Mais uma noite de chuva recobria o bairro, enquanto carros corriam de um lado para o outro na pacata rua do meio, fazendo barulho com seus pneus em contato com o asfalto. Após sair de um longo banho quente, Antonino resolvera espiar pela janela de seu quarto. Dava para ver um prédio imediatamente a frente de si, um fragmento de uma favela em expansão à esquerda e a rua onde mora do lado direito, com o privilégio de avistar no condomínio vizinho vastas árvores, de muitos anos já, acolhendo pássaros e expondo a beleza de suas folhas e troncos. Apesar disso era noite e Antonino pouco conseguira enxergar de suas “amigas árvores”, como gostava de chamá-las. No máximo via as luzes intermitentes dos edifícios e alguns transeuntes caminhando despreocupados por entre os pingos.

Sua morada é um destes conjuntos habitacionais, todos iguais uns aos outros, onde milhares de pessoas são empurradas a morar em espaços minúsculos, sem o menor direito ao conforto. Mas o preço barato é convidativo a muitos que vivem de aluguel e não tem o suficiente para pagar por uma casa própria. Esses prédios todos parecidos em sua estrutura, se fossem iguais em cores e certos detalhes, lembrariam os conjuntos de edifícios da antiga Alemanha Oriental, em época longínqua que o comunismo era uma ameaça a sociedade. “Hoje não, nada mais o ser humano tem a temer, a não ser a si mesmo”, pensou alto Antonino, como que lamentando a sua própria sorte.

O velho professor de História, ex-revolucionário dos tempos de guerra fria e ditadura militar, agora sobrevivia de uma aposentadoria mixuruca do Governo e bicos ocasionais de encanador. Tinha conhecimento do ofício pelo seu falecido pai, Horácio, que o ensinara quando garoto. Antonino adorava acompanhar o pai no trabalho, desapertar e apertar porcas e parafusos de canos, movendo pias de lugar e lodo das pias e limpando, consertando. Era tudo tão mais simples que ele chegara até a desejar viver tal vida. Mas não, Antonino, agora com seus 63 anos, tinha ido no caminho do aprendizado, do engajamento, da contestação, da “investigação da História”, como costumava incitar a seus companheiros professores em períodos de planejamento escolar. Deu aulas durante trinta anos em uma escola distante de onde fixara residência.
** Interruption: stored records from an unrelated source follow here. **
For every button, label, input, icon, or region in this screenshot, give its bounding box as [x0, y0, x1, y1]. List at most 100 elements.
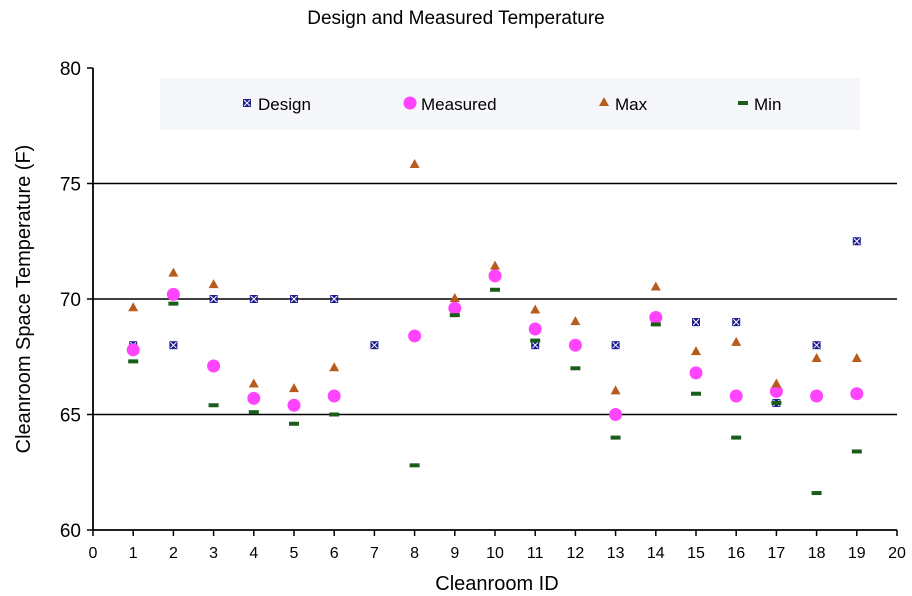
x-tick-label: 7: [370, 545, 379, 562]
x-tick-label: 12: [567, 545, 585, 562]
legend-item-design: Design: [243, 95, 311, 114]
min-point: [811, 491, 822, 496]
legend: Design Measured Max Min: [243, 95, 781, 114]
x-tick-label: 19: [848, 545, 866, 562]
design-point-cross: [371, 341, 378, 349]
min-point: [570, 366, 581, 371]
measured-point: [126, 343, 140, 357]
x-tick-label: 9: [450, 545, 459, 562]
max-point: [851, 353, 862, 363]
min-point: [771, 400, 782, 405]
min-point: [851, 449, 862, 454]
design-point: [852, 237, 861, 246]
x-tick-label: 15: [687, 545, 705, 562]
x-tick-label: 10: [486, 545, 504, 562]
max-point: [329, 362, 340, 372]
legend-marker-design-cross: [243, 99, 251, 107]
measured-point: [769, 384, 783, 398]
design-point-cross: [250, 295, 258, 303]
max-point: [771, 378, 782, 388]
min-point: [248, 410, 259, 415]
max-point: [409, 159, 420, 169]
legend-marker-measured: [403, 96, 417, 110]
x-tick-label: 18: [808, 545, 826, 562]
measured-point: [729, 389, 743, 403]
max-point: [530, 304, 541, 314]
series-measured: [126, 269, 864, 421]
min-point: [650, 322, 661, 327]
x-tick-label: 2: [169, 545, 178, 562]
design-point: [531, 341, 540, 350]
min-point: [409, 463, 420, 468]
legend-item-measured: Measured: [403, 95, 497, 114]
x-tick-label: 0: [89, 545, 98, 562]
legend-marker-min: [738, 101, 748, 105]
x-tick-label: 8: [410, 545, 419, 562]
gridlines: [93, 182, 897, 416]
max-point: [570, 316, 581, 326]
x-tick-label: 6: [330, 545, 339, 562]
design-point-cross: [290, 295, 298, 303]
measured-point: [166, 287, 180, 301]
data-points: [126, 159, 864, 496]
legend-marker-design: [243, 99, 251, 107]
design-point: [290, 295, 298, 303]
design-point-cross: [170, 341, 177, 349]
x-tick-label: 17: [768, 545, 786, 562]
measured-point: [568, 338, 582, 352]
max-point: [449, 293, 460, 302]
measured-point: [287, 398, 301, 412]
max-point: [691, 346, 701, 356]
design-point: [249, 295, 258, 303]
y-axis-ticks: 60 65 70 75 80: [60, 59, 93, 542]
design-point-cross: [732, 318, 740, 326]
design-point: [330, 295, 339, 303]
min-point: [289, 421, 299, 426]
legend-marker-max: [599, 97, 609, 106]
x-axis-ticks: 0 1 2 3 4 5 6 7 8 9 10 11 12 13 14 15 16 17 18 19 20: [89, 530, 906, 562]
x-tick-label: 5: [290, 545, 299, 562]
design-point-cross: [692, 318, 700, 326]
y-tick-label: 65: [60, 406, 81, 427]
max-point: [208, 279, 219, 289]
measured-point: [850, 387, 864, 401]
max-point: [248, 378, 259, 388]
min-point: [731, 435, 742, 440]
measured-point: [810, 389, 824, 403]
design-point: [812, 341, 821, 350]
measured-point: [528, 322, 542, 336]
design-point-cross: [210, 295, 217, 303]
measured-point: [609, 408, 623, 421]
design-point: [732, 318, 741, 327]
design-point-cross: [813, 341, 820, 349]
y-tick-label: 60: [60, 521, 81, 542]
max-point: [289, 383, 299, 393]
series-min: [128, 287, 862, 496]
x-tick-label: 3: [209, 545, 218, 562]
y-tick-label: 80: [60, 59, 81, 80]
legend-item-max: Max: [599, 95, 648, 114]
design-point: [169, 341, 178, 350]
measured-point: [207, 359, 221, 373]
measured-point: [408, 329, 422, 343]
design-point: [611, 341, 620, 350]
design-point-cross: [612, 341, 619, 349]
min-point: [530, 338, 541, 343]
x-tick-label: 16: [727, 545, 745, 562]
max-point: [490, 260, 500, 270]
y-axis-label: Cleanroom Space Temperature (F): [13, 145, 35, 454]
min-point: [168, 301, 179, 306]
y-tick-label: 75: [60, 175, 81, 196]
measured-point: [247, 391, 261, 405]
max-point: [731, 336, 742, 346]
design-point-cross: [531, 341, 539, 349]
design-point-cross: [330, 295, 338, 303]
legend-item-min: Min: [738, 95, 781, 114]
design-point-cross: [853, 237, 861, 245]
max-point: [168, 267, 179, 277]
design-point: [370, 341, 379, 350]
min-point: [449, 313, 460, 318]
min-point: [691, 391, 701, 396]
x-tick-label: 1: [129, 545, 138, 562]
Era na mesma região, mas o bairro era tão imenso que ficava longe por demais de sua casa.

Mas agora tudo não passava de lembranças, no mais, reminiscências desditas que não o levariam a lugar algum àquela altura. Já tinha desistido de  prosseguir na luta, não acreditava mais naquilo tudo que ouvira quando jovem, nas ilusões, muito menos na dura realidade que os acontecimentos lhe impuseram. “Estou velho demais”, dizia a si mesmo sempre que algum questionamento cobria sua mente de dúvidas. Não, não era mais da sua conta, estava idoso, encaminhando-se para a morte, dera tudo de sua vida, suas forças para a educação, tentando abrir os olhos dos jovens para o que realmente acontecera na História do homem, ou ao menos polemizar, discutir o passado e mostra-lhes as perspectivas do futuro, que dependia deles. Mas agora já não devia devoção maior que memórias de algo em estado de putrefação.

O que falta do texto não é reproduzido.